# Collaborative Filtering for Implicit Feedback Datasets

### Cost function for squared error with regularization

Across all x (users) and y (items), find the values of u and i that minimize the summation below.

$\underset{x,y}min\underset{u,i}\sum 
c_{ui} (p_{ui} - x_u^Ty_i)^2 + \lambda
(\underset u \sum \parallel x_u \parallel ^2
+\underset u \sum \parallel y_i \parallel ^2)$

##### Where:

$x_u$ is user vector,
$y_i$ is item vector.

$p_{ui} = 1$ if interaction, 
$p_{ui} = 0$ if no interaction.

$c_{ui} = 1 + \alpha * r_{ui}$, where
$r_{ui}$ = number of user item interactions.

$\lambda$ is regularization term.

#### Explanation of cost function

We take the squared error of our prediction and 
multiply by the confidence, and regularize our $x$ and $y$ vectors with $\lambda$ to penalize overfitting. (larger values or smaller values?)

$\alpha$ allows us to influence our confidence levels. Clearly, our confidence increases when a producer samples the same artist multiple times, but by how much? $\alpha$ determines how important multiple samples are.

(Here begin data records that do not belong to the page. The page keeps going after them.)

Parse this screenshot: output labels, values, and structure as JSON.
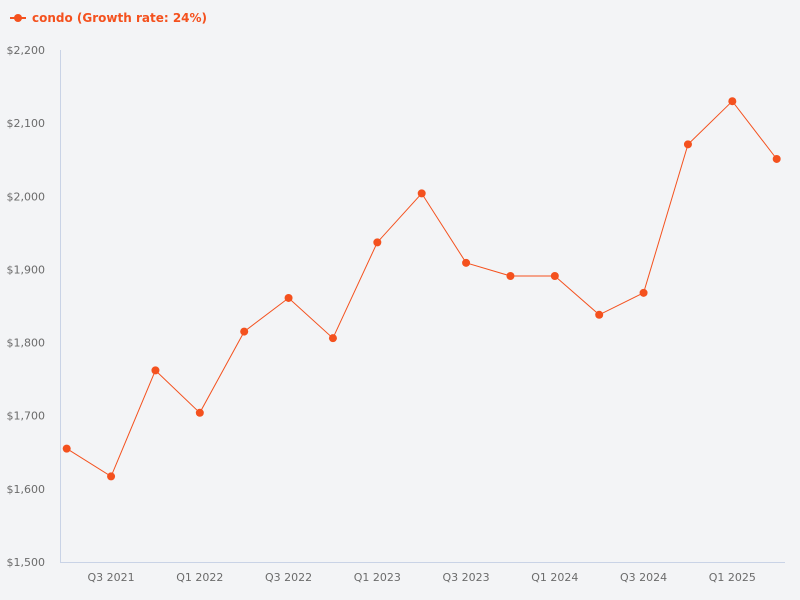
{
  "chart_data": {
    "type": "line",
    "title": "",
    "xlabel": "",
    "ylabel": "",
    "legend_position": "top-left",
    "grid": false,
    "series": [
      {
        "name": "condo (Growth rate: 24%)",
        "color": "#f4511e",
        "values": [
          1655,
          1617,
          1762,
          1704,
          1815,
          1861,
          1806,
          1937,
          2004,
          1909,
          1891,
          1891,
          1838,
          1868,
          2071,
          2130,
          2051
        ]
      }
    ],
    "categories": [
      "Q2 2021",
      "Q3 2021",
      "Q4 2021",
      "Q1 2022",
      "Q2 2022",
      "Q3 2022",
      "Q4 2022",
      "Q1 2023",
      "Q2 2023",
      "Q3 2023",
      "Q4 2023",
      "Q1 2024",
      "Q2 2024",
      "Q3 2024",
      "Q4 2024",
      "Q1 2025",
      "Q2 2025"
    ],
    "x_tick_labels": [
      "Q3 2021",
      "Q1 2022",
      "Q3 2022",
      "Q1 2023",
      "Q3 2023",
      "Q1 2024",
      "Q3 2024",
      "Q1 2025"
    ],
    "y_tick_labels": [
      "$1,500",
      "$1,600",
      "$1,700",
      "$1,800",
      "$1,900",
      "$2,000",
      "$2,100",
      "$2,200"
    ],
    "ylim": [
      1500,
      2200
    ]
  },
  "legend": {
    "label": "condo (Growth rate: 24%)",
    "color": "#f4511e"
  },
  "colors": {
    "background": "#f3f4f6",
    "axis": "#c9d3e6",
    "tick_text": "#6b6b6b"
  }
}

We add 1 so that non-interactions are not lost during the cost calculation.

### ALS Algorithm

However, we can't use the cost function above because of the size of the dataset. (m * n terms)

Therefore we modify the cost function to Alternating Least Squares, which works by holding either user vectors or item vectors constant and calculating the global minimum, then alternating to the other vector.

#### Recompute user factors

$x_u = (Y^T C^u Y + \lambda I)^{-1}  Y^T C^u p(u)$

##### Where:

$Y$ is $n * f$ matrix of item-factors. 

$C^u$ is a $n*n$ diagonal matrix for user $u$ where $C^u_{ii} = c_{ui}$. This is our confidence matrix for n items.

$p(u)$ is vector of preferences for user $u$.


#### Recompute item factors

$y_i = (X^TC^iX + \lambda I)^-1 X^TC^ip(i)$

##### Where:
$X$ = $m * f$ matrix  of user_factors. 

$C^i$ is $m * m$ diagonal matrix for each item $i$ where $C_{uu}^i = c_{ui}$

$p(i)$ is vector of preferences for item $i$.

# Explaining the recommendation

1. Substitute in for user factors the equation for user factors
$x_u = (Y^T C^u Y + \lambda I)^{-1}  Y^T C^u p(u)$



Predicted preference of user $u$ at item $i$ 

$\hat{p}_{ui} = y_i^Tx_u$

Thus

$\hat{p}_{ui} =  y_i^T(Y^T C^u Y + \lambda I)^{-1}  Y^T C^u p(u)$

Denote $f*f$ matrix $(Y^T C^u Y + \lambda I)^{-1}$ as $W^u$

$W^u$ is considered the weight for user $u$